Upgraded to the latest Pact Broker OR
Checked the CHANGELOG to see if the issue I am about to raise has been fixed
Created an executable example that demonstrates the issue using either a:
- Dockerfile
- Git repository with a Travis or Appveyor (or similar) build

Software versions

pact-broker docker version: eg latest
OS: e.g. Mac OSX 13.1

Expected behaviour

Docker image with no security vulnerabilities

Actual behaviour

Docker image which contains security vulnerabilities (including high and medium)

Steps to reproduce

 1. Install a tool named [trivy](https://github.com/aquasecurity/trivy) which is used to scan docker images for security vulnerabilities.
 2. Scan the pact broker image for vulnerabilities with the below command

trivy image pactfoundation/pact-broker:latest

 3. This will give the vulnerabilities

Scan Result | Security Vulnerabilities

Answer 1 · 2023-02-09T06:21:23.000Z

Due to an issue in the build, the latest tag has not been updated correctly. Please use the actual most recent tag, which is 2.106.0.1.
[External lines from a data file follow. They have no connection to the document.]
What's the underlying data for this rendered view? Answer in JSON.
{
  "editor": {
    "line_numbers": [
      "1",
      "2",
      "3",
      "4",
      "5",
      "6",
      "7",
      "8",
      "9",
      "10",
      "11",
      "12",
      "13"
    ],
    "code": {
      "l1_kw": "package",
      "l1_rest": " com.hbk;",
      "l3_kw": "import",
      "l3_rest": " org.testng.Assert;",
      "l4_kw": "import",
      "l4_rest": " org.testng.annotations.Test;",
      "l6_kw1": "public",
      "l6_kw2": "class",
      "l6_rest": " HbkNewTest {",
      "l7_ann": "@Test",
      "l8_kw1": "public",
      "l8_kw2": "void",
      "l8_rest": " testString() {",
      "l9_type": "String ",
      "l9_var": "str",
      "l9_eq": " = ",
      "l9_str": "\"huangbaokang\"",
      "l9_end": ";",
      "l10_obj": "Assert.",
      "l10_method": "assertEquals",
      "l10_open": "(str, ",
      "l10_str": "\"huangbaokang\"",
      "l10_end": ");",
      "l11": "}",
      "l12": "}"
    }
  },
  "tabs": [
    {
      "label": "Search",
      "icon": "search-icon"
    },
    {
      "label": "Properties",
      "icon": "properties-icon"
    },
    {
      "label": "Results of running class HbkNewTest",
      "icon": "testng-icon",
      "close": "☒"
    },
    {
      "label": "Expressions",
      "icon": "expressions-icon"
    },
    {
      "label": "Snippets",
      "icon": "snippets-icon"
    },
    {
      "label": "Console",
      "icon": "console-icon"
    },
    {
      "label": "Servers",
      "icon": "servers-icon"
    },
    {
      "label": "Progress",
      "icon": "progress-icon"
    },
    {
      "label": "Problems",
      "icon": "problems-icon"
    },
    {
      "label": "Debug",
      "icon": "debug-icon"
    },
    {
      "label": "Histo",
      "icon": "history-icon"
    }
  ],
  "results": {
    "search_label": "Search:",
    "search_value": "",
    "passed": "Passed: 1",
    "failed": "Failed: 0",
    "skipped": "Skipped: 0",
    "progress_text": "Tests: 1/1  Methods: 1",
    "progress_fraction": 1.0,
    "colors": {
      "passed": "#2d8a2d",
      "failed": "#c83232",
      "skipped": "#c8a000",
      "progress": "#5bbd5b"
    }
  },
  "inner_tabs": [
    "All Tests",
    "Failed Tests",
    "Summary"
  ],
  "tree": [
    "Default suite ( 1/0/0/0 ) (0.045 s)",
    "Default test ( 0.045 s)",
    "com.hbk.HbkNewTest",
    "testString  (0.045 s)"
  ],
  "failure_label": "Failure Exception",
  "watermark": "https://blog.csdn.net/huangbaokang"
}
Answer 2 · 2023-02-09T06:27:55.000Z

Hey bethesque,
Thanks for your reply.
With the version that you have suggested, few vulnerabilities have been resolved but it still contains the below ones

Answer 3 · 2023-02-09T06:35:13.000Z

👋 Thanks, this ticket has been added to the PactFlow team's backlog as PACT-704

Answer 4 · 2023-05-08T00:02:17.000Z

The latest image is out with updated ruby/alpine.